The other men were wearing homespun clothes in a brown colour. They grinned at us as we stood around awkwardly. One yelled out “Hey, Virgil, you been home and got your kids to come and fight?” The man turned and yelled back. “Reckon you can still call me sergeant, William. War ain’t done yet”. I decided to ask something that was on my mind. “Sergeant, I ain’t never fired no cannon. Are you gonna show us how?” He put his hand on my shoulder, and shook his head. “Don’t worry, you’ll be learning on the job. You two boys won’t have to fire nothing, just bring the balls and charges when I tell you”. I was relieved to hear that, and smiled. “So are we going to the war on a train?”
I had never been on a train.
Taking off his cap, he ran a hand over his thinning hair. “Where you been boy, in a cave? There’s no trains, Sherman’s boys ripped up all the tracks. And we won’t have to go to the war, it’s coming here. The blue-bellies already got to Columbus. We have to wait up by the creek, in case we have to go help General Cobb.” I knew that was the biggest city close to home, but it was still a good long way from town.
Seemed funny to me, to be somewhere I knew. When we got down to the spot overlooking the river, I remembered swimming there with Daddy when I was very small. Besides our cannon, there were two others, spaced wide apart. In the shrubs and trees along the bank, infantry soldiers were lounging around, maybe less than ten dozen. The older men helped the sergeant set the gun so it was pointing where they wanted, across at the other bank. Then I remembered the eggs and bread, and a man cooked them on a metal tray over the fire. Only one had got cracked, so I said I would have that one. Late that afternoon, a cavalry trooper rode in. He was wearing a real smart grey uniform, and had a black feather in his cap band.

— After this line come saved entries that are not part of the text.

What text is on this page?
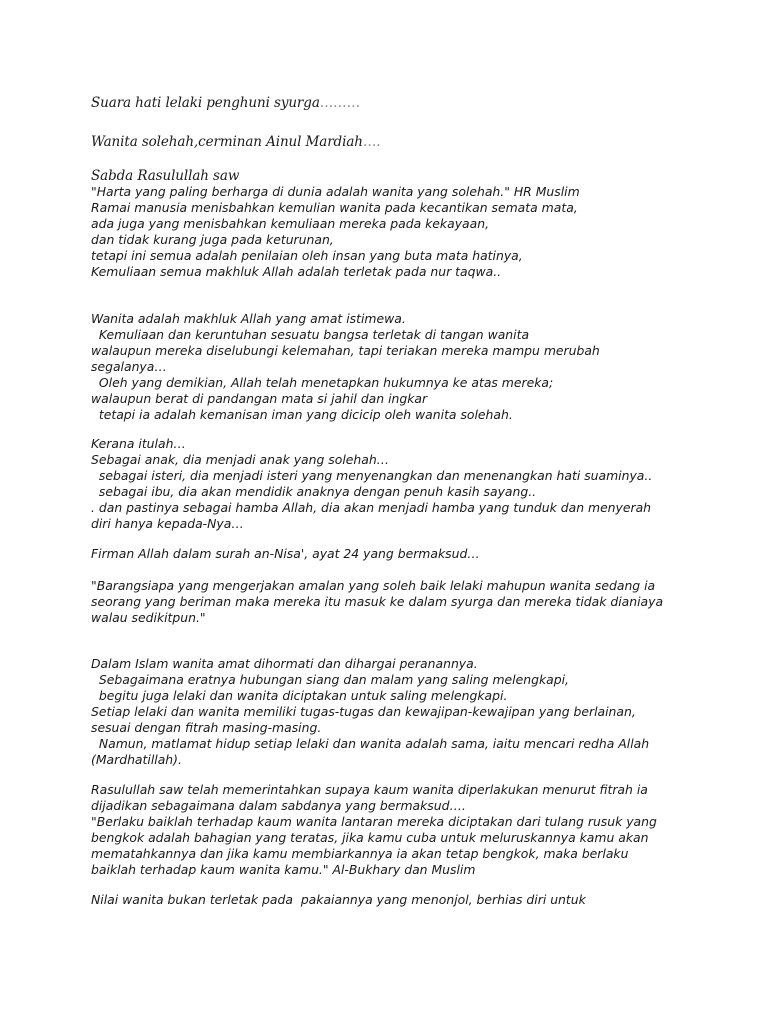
Suara hati lelaki penghuni syurga………
Wanita solehah,cerminan Ainul Mardiah….
Sabda Rasulullah saw
"Harta yang paling berharga di dunia adalah wanita yang solehah." HR Muslim
Ramai manusia menisbahkan kemulian wanita pada kecantikan semata mata,
ada juga yang menisbahkan kemuliaan mereka pada kekayaan,
dan tidak kurang juga pada keturunan,
tetapi ini semua adalah penilaian oleh insan yang buta mata hatinya,
Kemuliaan semua makhluk Allah adalah terletak pada nur taqwa..
Wanita adalah makhluk Allah yang amat istimewa.
Kemuliaan dan keruntuhan sesuatu bangsa terletak di tangan wanita
walaupun mereka diselubungi kelemahan, tapi teriakan mereka mampu merubah
segalanya…
Oleh yang demikian, Allah telah menetapkan hukumnya ke atas mereka;
walaupun berat di pandangan mata si jahil dan ingkar
tetapi ia adalah kemanisan iman yang dicicip oleh wanita solehah.
Kerana itulah…
Sebagai anak, dia menjadi anak yang solehah…
sebagai isteri, dia menjadi isteri yang menyenangkan dan menenangkan hati suaminya..
sebagai ibu, dia akan mendidik anaknya dengan penuh kasih sayang..
. dan pastinya sebagai hamba Allah, dia akan menjadi hamba yang tunduk dan menyerah
diri hanya kepada-Nya…
Firman Allah dalam surah an-Nisa', ayat 24 yang bermaksud…
"Barangsiapa yang mengerjakan amalan yang soleh baik lelaki mahupun wanita sedang ia
seorang yang beriman maka mereka itu masuk ke dalam syurga dan mereka tidak dianiaya
walau sedikitpun."
Dalam Islam wanita amat dihormati dan dihargai peranannya.
Sebagaimana eratnya hubungan siang dan malam yang saling melengkapi,
begitu juga lelaki dan wanita diciptakan untuk saling melengkapi.
Setiap lelaki dan wanita memiliki tugas-tugas dan kewajipan-kewajipan yang berlainan,
sesuai dengan fitrah masing-masing.
Namun, matlamat hidup setiap lelaki dan wanita adalah sama, iaitu mencari redha Allah
(Mardhatillah).
Rasulullah saw telah memerintahkan supaya kaum wanita diperlakukan menurut fitrah ia
dijadikan sebagaimana dalam sabdanya yang bermaksud….
"Berlaku baiklah terhadap kaum wanita lantaran mereka diciptakan dari tulang rusuk yang
bengkok adalah bahagian yang teratas, jika kamu cuba untuk meluruskannya kamu akan
mematahkannya dan jika kamu membiarkannya ia akan tetap bengkok, maka berlaku
baiklah terhadap kaum wanita kamu." Al-Bukhary dan Muslim
Nilai wanita bukan terletak pada  pakaiannya yang menonjol, berhias diri untuk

My sergeant went over to talk to him, along with another man they said was the major. When he got back, I thought he looked like he had been crying.
“It’s all over boys. Just got the news. Said Bobby Lee surrendered the army over a week ago, up in Virginia. We can all go home”. I was confused, and looked back at George, who was smiling and dancing a little jig. I spoke up. “Sergeant, what about the cannon?” He glanced over at his old gun.
“Reckon we’ll just leave it here boy”.